Это признание тронуло меня, оно свидетельствовало о зрелости чувств. Да, мы любим ближних, но не каждый день и не одинаково. Вот бы уметь по своему желанию испытывать чувства и освобождаться от них! Забо владела наукой чувств, которую большинство осваивает в лучшем случае лишь после тридцати лет.
И снова в мою жизнь вмешался случай, едва не сбив меня с ног. Вскоре после вечеринки в Военном клубе на площади Сен-Огюстен я случайно нашел между страницами толстой книги по истории религии Франции три купюры по сто евро, которые мне отдала Флоранс. Я сунул деньги туда, торопясь от них избавиться. Эта находка поразила меня словно электрическим током. Я нюхал, гладил эти деньги. Мое тело весьма живо реагировало на них. Нет, это не была корысть, просто эти деньги высвобождали во мне неведомую прежде воодушевляющую силу. Я никогда их не потрачу! Назавтра мы уезжали в отпуск. Мне было остро необходимо проверить, чем было то мое приключение – простой случайностью или первым признаком еще непонятной мне наклонности. Отговорившись срочной встречей по работе (администрация – славная девушка, она оправдывает многочисленные прогулы и отпуска по болезни), я ближе к четырем часам дня покинул министерство и ступил на бульвар Капуцинов у станции метро «Мадлен». Париж утопал в летней грязи. Почти растаявший асфальт шипел под подметками, как присоска. Воздух был насыщен ожиданием грозы, тучи тянулись, как воинственная колонна, издавая пугающий гул. У театра «Олимпия», где выступал еще один идол моего отца, Ван Моррисон, поднялся сильный ветер, погнавший ворохи бумаги и пластиковые бутылки. Закрывались ставни, от каштана отломилась ветка, распугавшая прохожих, которые торопились домой, придерживая шляпы и борясь с зонтиками. Потом все побежали, ища укрытия. За длинными зигзагами молний последовали оглушительные раскаты грома.
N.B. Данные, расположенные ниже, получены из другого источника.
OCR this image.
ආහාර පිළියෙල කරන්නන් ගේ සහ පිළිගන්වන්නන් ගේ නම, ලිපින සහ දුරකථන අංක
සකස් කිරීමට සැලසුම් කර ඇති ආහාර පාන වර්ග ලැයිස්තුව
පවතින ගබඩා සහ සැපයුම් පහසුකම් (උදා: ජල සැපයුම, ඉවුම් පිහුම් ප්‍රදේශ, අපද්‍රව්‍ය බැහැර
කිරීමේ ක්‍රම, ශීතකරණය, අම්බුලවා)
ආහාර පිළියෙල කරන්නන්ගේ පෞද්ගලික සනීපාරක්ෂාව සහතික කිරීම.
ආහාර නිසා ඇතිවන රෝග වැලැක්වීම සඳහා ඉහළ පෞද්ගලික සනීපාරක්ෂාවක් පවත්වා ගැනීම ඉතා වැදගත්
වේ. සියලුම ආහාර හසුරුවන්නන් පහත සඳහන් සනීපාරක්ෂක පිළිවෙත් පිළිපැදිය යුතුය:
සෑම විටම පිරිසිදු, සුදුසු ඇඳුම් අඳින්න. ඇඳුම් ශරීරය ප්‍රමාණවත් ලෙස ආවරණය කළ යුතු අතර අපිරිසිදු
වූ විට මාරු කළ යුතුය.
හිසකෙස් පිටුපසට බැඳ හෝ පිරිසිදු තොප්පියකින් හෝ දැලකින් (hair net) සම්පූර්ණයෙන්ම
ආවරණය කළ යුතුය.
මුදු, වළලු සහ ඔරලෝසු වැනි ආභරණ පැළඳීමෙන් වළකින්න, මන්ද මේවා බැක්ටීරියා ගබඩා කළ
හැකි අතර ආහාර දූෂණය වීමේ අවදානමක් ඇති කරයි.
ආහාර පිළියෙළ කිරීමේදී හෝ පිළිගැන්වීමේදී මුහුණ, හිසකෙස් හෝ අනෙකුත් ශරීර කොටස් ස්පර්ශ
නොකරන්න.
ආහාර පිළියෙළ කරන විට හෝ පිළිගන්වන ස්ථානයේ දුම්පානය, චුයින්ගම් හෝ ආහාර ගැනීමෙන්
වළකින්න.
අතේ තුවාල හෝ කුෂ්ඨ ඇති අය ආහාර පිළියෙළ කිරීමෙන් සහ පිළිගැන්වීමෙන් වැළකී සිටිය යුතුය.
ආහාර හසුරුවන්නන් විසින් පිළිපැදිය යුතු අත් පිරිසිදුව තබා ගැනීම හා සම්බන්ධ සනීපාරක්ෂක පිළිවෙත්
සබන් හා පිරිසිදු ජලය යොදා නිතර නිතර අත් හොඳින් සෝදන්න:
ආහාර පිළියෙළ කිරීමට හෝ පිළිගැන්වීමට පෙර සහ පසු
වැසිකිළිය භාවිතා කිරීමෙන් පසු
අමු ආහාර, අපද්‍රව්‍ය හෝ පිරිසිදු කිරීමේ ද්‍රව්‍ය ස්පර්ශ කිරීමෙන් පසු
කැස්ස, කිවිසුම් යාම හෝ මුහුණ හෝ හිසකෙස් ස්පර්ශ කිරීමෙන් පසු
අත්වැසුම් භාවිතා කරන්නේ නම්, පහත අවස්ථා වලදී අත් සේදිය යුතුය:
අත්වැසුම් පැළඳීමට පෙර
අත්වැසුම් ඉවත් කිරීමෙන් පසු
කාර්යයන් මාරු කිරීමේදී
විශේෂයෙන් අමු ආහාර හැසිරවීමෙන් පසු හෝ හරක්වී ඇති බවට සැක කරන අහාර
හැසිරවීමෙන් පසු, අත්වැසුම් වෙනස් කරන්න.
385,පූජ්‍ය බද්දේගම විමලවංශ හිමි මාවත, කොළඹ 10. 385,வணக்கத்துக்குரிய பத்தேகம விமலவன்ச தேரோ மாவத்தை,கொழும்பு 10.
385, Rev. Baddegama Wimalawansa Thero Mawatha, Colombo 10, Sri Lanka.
То был один из редких периодов года, когда Париж превращается в Африку, и в фонтанах Трокадеро впору увидеть барахтающихся крокодилов. Дойдя до конца улицы Скриб и увидев издали суетящихся портье, принимающих клиентов отеля, и флаги, полощущиеся у его фронтона, я испытал приступ помутнения рассудка. Вроде того, что случилось со мной в двадцать лет. Симптомы те же: спазм в солнечном сплетении, удушье, сердцебиение, пляска ярких пятен перед глазами, заставившая меня зажмуриться. Вот бы так и умереть, пораженным молнией, в экстазе! Мне пришлось присесть на скамейку. Я отлично понимал, что это означает: в Париже женщины не приходят, а появляются, окруженные нимбом ужаса и притягательности. Они – царицы, покушающиеся на порядок в мире одним своим вторжением. Снова чрева их казались мне взывающими устами, а уста – дверями, которые я должен был тайно взламывать.
Облачный свод внезапно прохудился, вода хлынула вниз огромными горячими каплями, то были стрелы, пронзавшие меня и возвращавшие к жизни. Улица превратилась в теплую шумную лужу, полную пара, по которой лупили капли. На город обрушилась жидкая стена, сотрясаемая ураганом. Возбуждение мое было таково, что я отождествлял себя с этим климатическим неистовством. Бурные потоки остановили уличное движение, мгновенно забили стоки, стремительно понесли вдоль тротуаров кучи отбросов. Я сидел один на подвернувшейся мне скамейке, поливаемый дождем, глядя в лицо правде, от которой был больше не вправе уклоняться.
Когда ливень ослаб и симфония молний и грома доносилась уже откуда-то со стороны, а не над моей головой, я снял с себя всю одежду и, стоя в чем мать родила, с могучей эрекцией, словно олицетворяя собой тотем плодородия, выжимал воду из пиджака, рубашки, брюк. Шквал был таким сильным, кругом царил такой беспорядок, что на меня никто не обращал внимания: хватало столкнувшихся машин, разбитых оконных стекол. Несколько человек пострадали, им оказывали первую помощь. Посреди всеобщей катастрофы мое бесстыдство выглядело анекдотично. Я был готов пуститься в пляс, радостно вопить, мастурбировать, кататься по земле среди мусора.